According to the Las Vegas Sun, Moody’s Investors Service and Standard & Poor’s Ratings Services are in disagreement about the credit-rating outlook of the $8.5 billion CityCenter resort complex on the Las Vegas Strip that opened a little over a year ago. Moody’s said the outlook is stable, while Standard & Poor’s said the outlook is negative. Standard & Poor’s justified its low evaluation of CityCenter’s credit rating, saying the complex experienced a “very slow operational ramp-up, largely due to weak economic conditions” since it opened. “Additionally, challenges associated with operating a new property, including heightened operating costs, access issues and lower marketing spend than typically associated with the opening of a property of CityCenter’s scale, also contributed to depressed operating performance,” S & P said. Moody’s report said the stable rating outlook reflects its view that Las Vegas operating trends have hit bottom and will improve over the next 12 to 24 months.

 

Pittsburgh

Google has reached a deal to lease another 70,000 square feet of space at the Bakery Square complex, a $130 million development in Pittsburgh, the Post-Gazette reported last month. The company now occupies 45,000 square feet on two floors of the old Nabisco plant.

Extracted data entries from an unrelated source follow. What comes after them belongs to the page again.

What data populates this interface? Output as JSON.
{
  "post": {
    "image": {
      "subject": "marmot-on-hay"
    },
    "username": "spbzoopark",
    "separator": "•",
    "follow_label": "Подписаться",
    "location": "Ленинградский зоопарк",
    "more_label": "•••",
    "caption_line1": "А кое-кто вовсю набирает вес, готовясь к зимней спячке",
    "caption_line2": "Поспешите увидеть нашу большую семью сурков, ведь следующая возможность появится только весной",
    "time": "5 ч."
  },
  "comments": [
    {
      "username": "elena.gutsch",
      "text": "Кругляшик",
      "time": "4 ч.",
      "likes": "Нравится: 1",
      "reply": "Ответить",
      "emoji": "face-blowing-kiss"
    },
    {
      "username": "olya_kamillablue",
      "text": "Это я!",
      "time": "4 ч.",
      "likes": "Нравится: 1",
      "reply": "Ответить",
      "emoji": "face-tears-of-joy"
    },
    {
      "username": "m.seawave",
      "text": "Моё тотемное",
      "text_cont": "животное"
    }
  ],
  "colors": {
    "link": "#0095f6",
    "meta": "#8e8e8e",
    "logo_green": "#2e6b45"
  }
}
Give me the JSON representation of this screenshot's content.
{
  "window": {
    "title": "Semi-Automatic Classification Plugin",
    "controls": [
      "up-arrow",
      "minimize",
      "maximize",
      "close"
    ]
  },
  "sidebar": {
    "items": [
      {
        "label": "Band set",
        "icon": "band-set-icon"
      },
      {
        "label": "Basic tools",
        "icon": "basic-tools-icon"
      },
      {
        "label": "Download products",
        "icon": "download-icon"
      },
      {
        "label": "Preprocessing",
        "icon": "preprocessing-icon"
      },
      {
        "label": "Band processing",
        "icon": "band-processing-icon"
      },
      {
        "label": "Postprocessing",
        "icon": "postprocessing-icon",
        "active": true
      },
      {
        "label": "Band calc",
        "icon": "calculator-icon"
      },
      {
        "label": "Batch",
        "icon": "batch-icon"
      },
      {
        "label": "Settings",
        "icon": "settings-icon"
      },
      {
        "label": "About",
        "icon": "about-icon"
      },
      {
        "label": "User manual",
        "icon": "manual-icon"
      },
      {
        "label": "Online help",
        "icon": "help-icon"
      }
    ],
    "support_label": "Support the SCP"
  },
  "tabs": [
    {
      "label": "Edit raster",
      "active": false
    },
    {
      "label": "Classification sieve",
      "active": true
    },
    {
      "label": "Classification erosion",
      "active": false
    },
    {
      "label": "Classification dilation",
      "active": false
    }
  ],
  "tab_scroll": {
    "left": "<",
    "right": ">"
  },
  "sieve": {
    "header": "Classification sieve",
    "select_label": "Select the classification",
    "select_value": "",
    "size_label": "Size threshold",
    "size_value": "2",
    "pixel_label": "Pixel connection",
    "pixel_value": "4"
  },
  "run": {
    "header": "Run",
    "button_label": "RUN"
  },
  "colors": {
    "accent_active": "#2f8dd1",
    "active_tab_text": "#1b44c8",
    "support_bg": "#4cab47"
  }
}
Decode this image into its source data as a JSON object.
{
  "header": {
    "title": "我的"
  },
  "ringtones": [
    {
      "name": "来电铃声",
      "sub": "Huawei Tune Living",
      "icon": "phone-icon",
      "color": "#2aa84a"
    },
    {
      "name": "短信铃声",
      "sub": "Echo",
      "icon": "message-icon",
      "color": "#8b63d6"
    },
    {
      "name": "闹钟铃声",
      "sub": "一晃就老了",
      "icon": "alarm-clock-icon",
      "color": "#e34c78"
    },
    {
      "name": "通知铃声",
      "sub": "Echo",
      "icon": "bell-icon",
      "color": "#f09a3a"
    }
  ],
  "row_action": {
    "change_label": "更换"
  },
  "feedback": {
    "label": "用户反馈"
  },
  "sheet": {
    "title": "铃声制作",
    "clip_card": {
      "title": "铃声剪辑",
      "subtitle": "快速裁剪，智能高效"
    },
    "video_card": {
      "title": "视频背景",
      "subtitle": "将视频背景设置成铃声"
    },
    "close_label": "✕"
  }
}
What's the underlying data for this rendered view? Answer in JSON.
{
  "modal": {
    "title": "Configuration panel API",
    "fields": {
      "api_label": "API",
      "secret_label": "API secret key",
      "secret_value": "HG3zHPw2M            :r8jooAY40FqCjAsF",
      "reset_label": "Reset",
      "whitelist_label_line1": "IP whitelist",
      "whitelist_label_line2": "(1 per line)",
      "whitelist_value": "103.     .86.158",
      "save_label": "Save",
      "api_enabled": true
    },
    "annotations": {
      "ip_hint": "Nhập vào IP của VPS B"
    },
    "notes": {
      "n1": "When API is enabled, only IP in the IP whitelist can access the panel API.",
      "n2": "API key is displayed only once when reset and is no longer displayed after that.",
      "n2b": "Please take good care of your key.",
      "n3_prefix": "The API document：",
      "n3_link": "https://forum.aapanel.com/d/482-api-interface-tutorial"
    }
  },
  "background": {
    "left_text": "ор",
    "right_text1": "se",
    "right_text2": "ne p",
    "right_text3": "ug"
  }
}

Google’s deal with developer Walnut Capital will expand the Mountain View, Calif.-based search company’s lease to nearly half of the 250,000-square-foot building, which will allow as many as 500 employees to work at the site. Herky Pollock, a CB Richard Ellis/Pittsburgh executive vice president who markets space at Bakery Square, said the presence of establishments like Google and the University of Pittsburgh Medical Center at Bakery Square has “created a buzz” for retailers looking to lease in the area. Google’s expansion in Pittsburgh came one month after it bought 111 Eighth Avenue in Manhattan for $1.8 billion, the year’s biggest real estate deal.

Washington, D.C.

The White House has lost nearly a quarter of its value over the last three years, according to Zillow, the online real estate marketplace, the Los Angeles Times reported. And two months ago alone, it dropped around $4 million in value. Like most other homes in the country, 1600 Pennsylvania Avenue is not worth as much as it was in 2007. Zillow estimates a 23.6 percent decline in value for the 132-room mansion, sliding from $331.5 million at the top of the housing boom to a current $253.1 million. Mark Zandi, chief economist for Moody’s Analytics, told the Daily Mail, “By the end of this year, the housing crash could be over, or, if we see foreclosures pushed into next year, we might not see a recovery until the end of 2012.”